In a meta-analysis of 392 SCIWORA cases, 90% of the patients were children and the onset of symptoms ranged from 30 minutes to 48 hours after injury [13, 18]. In our cohort, the latent period for delayed SCIWORA ranged from 10 minutes to 4 hours after injury [19]. Although the neurological deficit can be delayed, it progresses rapidly after commencing [20]. Therefore, high-risk patients should be closely monitored. MRI investigation and careful physical exams are recommended for children with a trauma history once spinal cord injury is suspected [21-23].

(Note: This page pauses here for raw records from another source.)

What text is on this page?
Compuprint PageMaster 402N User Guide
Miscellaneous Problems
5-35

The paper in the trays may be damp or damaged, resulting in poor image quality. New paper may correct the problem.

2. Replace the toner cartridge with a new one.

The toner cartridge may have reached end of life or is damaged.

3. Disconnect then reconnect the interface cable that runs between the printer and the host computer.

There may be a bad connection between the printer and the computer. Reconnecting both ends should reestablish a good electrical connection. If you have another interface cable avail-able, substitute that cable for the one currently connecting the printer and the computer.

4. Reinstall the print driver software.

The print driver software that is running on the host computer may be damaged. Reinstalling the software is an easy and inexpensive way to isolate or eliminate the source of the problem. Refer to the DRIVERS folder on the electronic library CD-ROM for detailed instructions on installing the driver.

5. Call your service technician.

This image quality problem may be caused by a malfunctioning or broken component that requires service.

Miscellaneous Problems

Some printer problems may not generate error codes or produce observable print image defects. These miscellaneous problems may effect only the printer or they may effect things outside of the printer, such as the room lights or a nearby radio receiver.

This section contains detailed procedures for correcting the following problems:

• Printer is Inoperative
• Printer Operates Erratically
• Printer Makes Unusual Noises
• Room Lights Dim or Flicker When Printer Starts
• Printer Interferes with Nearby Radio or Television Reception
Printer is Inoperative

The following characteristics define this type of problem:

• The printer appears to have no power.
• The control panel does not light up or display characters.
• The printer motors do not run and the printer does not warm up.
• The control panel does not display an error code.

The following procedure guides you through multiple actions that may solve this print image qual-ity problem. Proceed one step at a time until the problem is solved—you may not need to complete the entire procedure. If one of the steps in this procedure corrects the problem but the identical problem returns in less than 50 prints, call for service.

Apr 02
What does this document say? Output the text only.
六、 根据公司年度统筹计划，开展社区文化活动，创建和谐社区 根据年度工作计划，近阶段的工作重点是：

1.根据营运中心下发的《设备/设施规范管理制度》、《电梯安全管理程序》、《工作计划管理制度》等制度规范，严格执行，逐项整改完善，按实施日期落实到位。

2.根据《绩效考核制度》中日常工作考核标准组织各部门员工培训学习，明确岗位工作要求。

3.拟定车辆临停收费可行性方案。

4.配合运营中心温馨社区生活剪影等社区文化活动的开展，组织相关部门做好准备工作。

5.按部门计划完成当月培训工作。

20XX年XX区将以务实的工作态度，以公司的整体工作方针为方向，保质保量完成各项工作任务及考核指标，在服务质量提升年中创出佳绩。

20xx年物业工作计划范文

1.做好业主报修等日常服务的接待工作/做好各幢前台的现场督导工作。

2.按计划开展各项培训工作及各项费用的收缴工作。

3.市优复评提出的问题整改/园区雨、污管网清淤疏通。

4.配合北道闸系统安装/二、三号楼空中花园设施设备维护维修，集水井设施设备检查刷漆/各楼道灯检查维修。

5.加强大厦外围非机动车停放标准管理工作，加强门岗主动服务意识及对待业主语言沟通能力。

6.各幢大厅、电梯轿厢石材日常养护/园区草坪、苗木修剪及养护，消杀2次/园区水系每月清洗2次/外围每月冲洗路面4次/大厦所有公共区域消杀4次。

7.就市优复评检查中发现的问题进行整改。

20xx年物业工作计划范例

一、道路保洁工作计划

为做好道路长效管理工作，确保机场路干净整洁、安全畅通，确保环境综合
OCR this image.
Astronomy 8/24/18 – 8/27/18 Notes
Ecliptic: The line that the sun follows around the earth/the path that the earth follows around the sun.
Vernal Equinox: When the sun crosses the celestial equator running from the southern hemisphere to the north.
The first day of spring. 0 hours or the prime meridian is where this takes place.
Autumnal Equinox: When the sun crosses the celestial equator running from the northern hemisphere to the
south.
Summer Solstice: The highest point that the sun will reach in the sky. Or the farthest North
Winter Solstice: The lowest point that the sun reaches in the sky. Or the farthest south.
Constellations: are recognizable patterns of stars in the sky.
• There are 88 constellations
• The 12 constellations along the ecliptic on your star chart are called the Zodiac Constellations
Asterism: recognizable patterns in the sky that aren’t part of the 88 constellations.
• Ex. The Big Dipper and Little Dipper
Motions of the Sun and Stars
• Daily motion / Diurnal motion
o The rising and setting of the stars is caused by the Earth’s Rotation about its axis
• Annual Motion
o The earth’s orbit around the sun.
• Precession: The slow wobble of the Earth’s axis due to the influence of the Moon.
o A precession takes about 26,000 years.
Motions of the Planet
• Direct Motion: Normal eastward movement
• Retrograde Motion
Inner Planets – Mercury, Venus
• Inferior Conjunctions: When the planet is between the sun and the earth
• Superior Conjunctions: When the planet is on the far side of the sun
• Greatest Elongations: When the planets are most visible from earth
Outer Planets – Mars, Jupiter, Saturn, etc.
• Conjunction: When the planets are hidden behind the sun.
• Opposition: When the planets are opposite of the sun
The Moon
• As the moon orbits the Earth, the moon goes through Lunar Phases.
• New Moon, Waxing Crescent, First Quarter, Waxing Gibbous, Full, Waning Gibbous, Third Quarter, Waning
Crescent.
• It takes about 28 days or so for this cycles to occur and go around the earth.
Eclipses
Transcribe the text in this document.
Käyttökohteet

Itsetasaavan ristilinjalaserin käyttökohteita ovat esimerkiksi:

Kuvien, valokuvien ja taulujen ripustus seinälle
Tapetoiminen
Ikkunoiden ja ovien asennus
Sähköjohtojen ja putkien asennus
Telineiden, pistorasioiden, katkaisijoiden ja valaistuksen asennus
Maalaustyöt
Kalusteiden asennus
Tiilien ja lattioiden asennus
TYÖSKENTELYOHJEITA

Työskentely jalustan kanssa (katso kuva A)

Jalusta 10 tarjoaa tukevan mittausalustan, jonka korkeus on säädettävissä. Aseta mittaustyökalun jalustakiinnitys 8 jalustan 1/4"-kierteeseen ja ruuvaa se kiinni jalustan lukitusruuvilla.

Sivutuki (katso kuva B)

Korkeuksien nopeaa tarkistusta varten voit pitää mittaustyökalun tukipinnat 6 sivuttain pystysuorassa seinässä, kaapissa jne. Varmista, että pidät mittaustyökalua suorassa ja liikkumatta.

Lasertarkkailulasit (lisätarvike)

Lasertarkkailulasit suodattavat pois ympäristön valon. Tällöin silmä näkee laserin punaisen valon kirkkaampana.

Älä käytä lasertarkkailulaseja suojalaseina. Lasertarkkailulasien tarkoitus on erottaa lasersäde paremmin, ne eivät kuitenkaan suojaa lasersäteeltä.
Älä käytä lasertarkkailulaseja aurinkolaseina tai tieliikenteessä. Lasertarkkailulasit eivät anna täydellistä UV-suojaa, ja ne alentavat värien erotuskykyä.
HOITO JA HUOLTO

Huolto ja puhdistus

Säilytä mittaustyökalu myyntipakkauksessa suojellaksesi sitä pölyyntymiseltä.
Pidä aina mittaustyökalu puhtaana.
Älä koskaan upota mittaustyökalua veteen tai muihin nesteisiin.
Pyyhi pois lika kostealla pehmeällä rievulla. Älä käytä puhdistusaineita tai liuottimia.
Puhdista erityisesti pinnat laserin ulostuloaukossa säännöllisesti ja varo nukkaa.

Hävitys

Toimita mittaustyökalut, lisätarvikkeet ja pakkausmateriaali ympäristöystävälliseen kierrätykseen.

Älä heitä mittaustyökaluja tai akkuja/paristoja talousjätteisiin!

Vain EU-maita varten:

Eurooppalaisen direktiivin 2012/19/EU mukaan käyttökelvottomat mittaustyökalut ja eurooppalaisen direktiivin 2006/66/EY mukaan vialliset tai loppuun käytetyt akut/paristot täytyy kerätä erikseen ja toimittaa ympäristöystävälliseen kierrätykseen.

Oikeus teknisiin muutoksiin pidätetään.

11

Treatment of acute spinal cord injury is mainly based on glucocorticoid impact therapy recommended by the National Acute Spinal Cord Injury Study (NASCIS) [24-27]. Anti-lipid peroxidation and anti-inflammation by glucocorticoids are considered the main mechanisms for their neuroprotective functions. The early application of high-dose methylprednisolone within 8 hours after injury can slow or stop secondary injuries caused by inflammatory reactions resulting from the initial spinal cord injury and improve functional recovery. Children are liable to experience frequent injuries although their spine and ligament repair ability is strong [28]. Severe spinal deformities can develop from SCIWORA. Early intervention may prevent the formation of spinal deformities, and surgical approaches may be the optimal therapeutic choice for deformities resulting from SCIWORA [24, 29]. In agreement with our results, Launay et al. indicated that up to 39% of patients with SCIWORA due to vertebral hyperextension injuries could achieve full recovery [18]

Conclusion

In conclusion, our results demonstrated that the factors associated with SCIWORA in China included Dance and Taekwondo practices. Spinal cord injury may occur in children after mild trauma, and most injuries are localized to the thoracic spinal cord. SCIWORA should be considered for children with spinal cord injury symptoms following any type of trauma and MRI investigations should be performed. Nevertheless, the relatively small number of cases is the main limitation of this study. This is attributed to the low incidence rate of SCIWORA. Subsequent research is needed to confirm our results.